Precision and recall answer different questions, and improving one often hurts the other. Precision asks: of everything we predicted as positive, how much was correct? Recall asks: of all the truly positive cases, how many did we catch? On rare-event tasks, both matter, but the right balance depends on the product decision you are making.
Definitions:
precision = TP / (TP + FP)
recall = TP / (TP + FN)
Threshold is the control knob. If a logistic-regression or neural-network model outputs a score between 0 and 1, then the threshold determines when that score becomes a positive prediction. A default of 0.5 is only a convention. It is not a law of machine learning.
Raise the threshold: the model predicts positive only when it is very confident. This usually increases precision because flagged cases are more likely to be real positives, but it reduces recall because many borderline positives are now missed.
Lower the threshold: the model predicts positive more aggressively. This usually increases recall because you catch more actual positives, but it reduces precision because more flagged cases will be false alarms.
Decision framing matters. If a false positive causes expensive treatment, legal action, or user friction, you may want high precision. If a false negative means a cancer case, fraud event, or safety incident goes undetected, you may prefer higher recall. The threshold is therefore part of product design, not only model evaluation.
The F1 score helps when you want one summary number. The source note is careful here: simply averaging precision and recall can be misleading because one can be high while the other is catastrophically low. The F1 score, the harmonic mean of precision and recall, penalizes those lopsided situations more heavily. It is often used when you want a single scalar score to compare models or choose a threshold.
But F1 is not magic. It assumes precision and recall matter in a roughly balanced way. In many production systems they do not. If false negatives are ten times more costly than false positives, then the best business threshold may not be the threshold with the highest F1. This is why mature systems expose threshold tuning as an explicit operating-policy decision.
Architecture note: production classifiers often separate model scoring from decision policy. The model produces calibrated or semi-calibrated scores. A policy layer chooses thresholds by use case, jurisdiction, user tier, or escalation workflow. That separation makes the system easier to audit, adjust, and monitor.
Flow to remember: model score -> threshold policy -> confusion matrix -> precision/recall trade-off -> business decision. If you skip the policy step, you are pretending a default threshold already knows your application's risk tolerance.
Interview-Ready Deepening
Source-backed reinforcement: these points add detail beyond short-duration UI hints and emphasize production tradeoffs.
- This usually increases precision because flagged cases are more likely to be real positives, but it reduces recall because many borderline positives are now missed.
- More generally, we have the flexibility to predict one only if f is above some threshold and by choosing this threshold, we can make different trade-offs between precision and recall.
- The balances, the cost of false positives and false negatives or the balances, the benefits of high precision and high recall.
- Because it turns out if an algorithm has very low precision or very low recall is pretty not that useful.
- The F1 score, the harmonic mean of precision and recall, penalizes those lopsided situations more heavily.
- If false negatives are ten times more costly than false positives, then the best business threshold may not be the threshold with the highest F1.
- But in this example, Algorithm 2 has the highest precision, but Algorithm 3 has the highest recall, and Algorithm 1 trades off the two in-between, and so no one algorithm is obviously the best choice.
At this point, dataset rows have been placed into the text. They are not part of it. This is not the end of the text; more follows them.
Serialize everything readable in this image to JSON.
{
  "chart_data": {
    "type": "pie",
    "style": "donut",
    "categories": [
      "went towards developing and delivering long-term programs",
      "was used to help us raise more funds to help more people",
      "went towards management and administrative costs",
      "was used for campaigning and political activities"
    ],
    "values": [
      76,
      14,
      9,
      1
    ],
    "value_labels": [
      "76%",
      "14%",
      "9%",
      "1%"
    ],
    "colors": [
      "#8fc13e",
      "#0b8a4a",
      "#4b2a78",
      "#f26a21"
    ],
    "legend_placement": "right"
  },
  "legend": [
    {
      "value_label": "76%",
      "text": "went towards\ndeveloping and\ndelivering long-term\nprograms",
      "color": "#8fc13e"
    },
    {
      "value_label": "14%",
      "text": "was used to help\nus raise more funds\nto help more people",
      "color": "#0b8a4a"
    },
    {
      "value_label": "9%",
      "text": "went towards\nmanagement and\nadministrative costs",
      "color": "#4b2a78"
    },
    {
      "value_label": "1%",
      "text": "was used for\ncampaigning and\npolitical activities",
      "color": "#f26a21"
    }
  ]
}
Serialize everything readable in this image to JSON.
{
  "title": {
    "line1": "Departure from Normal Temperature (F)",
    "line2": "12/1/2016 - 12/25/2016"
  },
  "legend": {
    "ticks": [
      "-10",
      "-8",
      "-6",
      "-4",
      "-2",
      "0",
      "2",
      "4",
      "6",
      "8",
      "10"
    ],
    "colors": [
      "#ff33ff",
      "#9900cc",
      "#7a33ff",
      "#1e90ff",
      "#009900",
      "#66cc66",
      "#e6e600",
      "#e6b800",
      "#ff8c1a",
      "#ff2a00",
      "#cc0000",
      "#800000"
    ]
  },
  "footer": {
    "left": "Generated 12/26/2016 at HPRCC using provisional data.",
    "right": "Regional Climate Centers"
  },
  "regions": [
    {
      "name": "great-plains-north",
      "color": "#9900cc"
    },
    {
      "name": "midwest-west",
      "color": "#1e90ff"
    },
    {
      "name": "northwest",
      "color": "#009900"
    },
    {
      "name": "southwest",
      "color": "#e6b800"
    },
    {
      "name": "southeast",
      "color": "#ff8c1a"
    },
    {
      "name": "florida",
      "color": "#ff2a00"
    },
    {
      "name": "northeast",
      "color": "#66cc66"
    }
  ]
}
- Algorithm 3 is actually not a particularly useful algorithm, even though the average between precision and recall is quite high.
Tradeoffs You Should Be Able to Explain
- More expressive models improve fit but can reduce interpretability and raise overfitting risk.
- Higher optimization speed can reduce training time but may increase instability if learning dynamics are not monitored.
- Feature-rich pipelines improve performance ceilings but increase maintenance and monitoring complexity.
First-time learner note: Read each model as a dataflow system: inputs become representations, representations become scores, and scores become decisions through a chosen loss and thresholding policy.
Production note: Track three things relentlessly in ML systems: data shape contracts, evaluation methodology, and the operational meaning of the model's errors. Most expensive failures come from one of those three.
Thresholding is policy, not only model math. The model returns scores, but the application chooses a decision threshold. Raising threshold usually increases precision and lowers recall; lowering threshold usually does the reverse.
Production design pattern: separate scoring from decision policy so you can retune thresholds by risk tier, market, or workflow without retraining the model itself.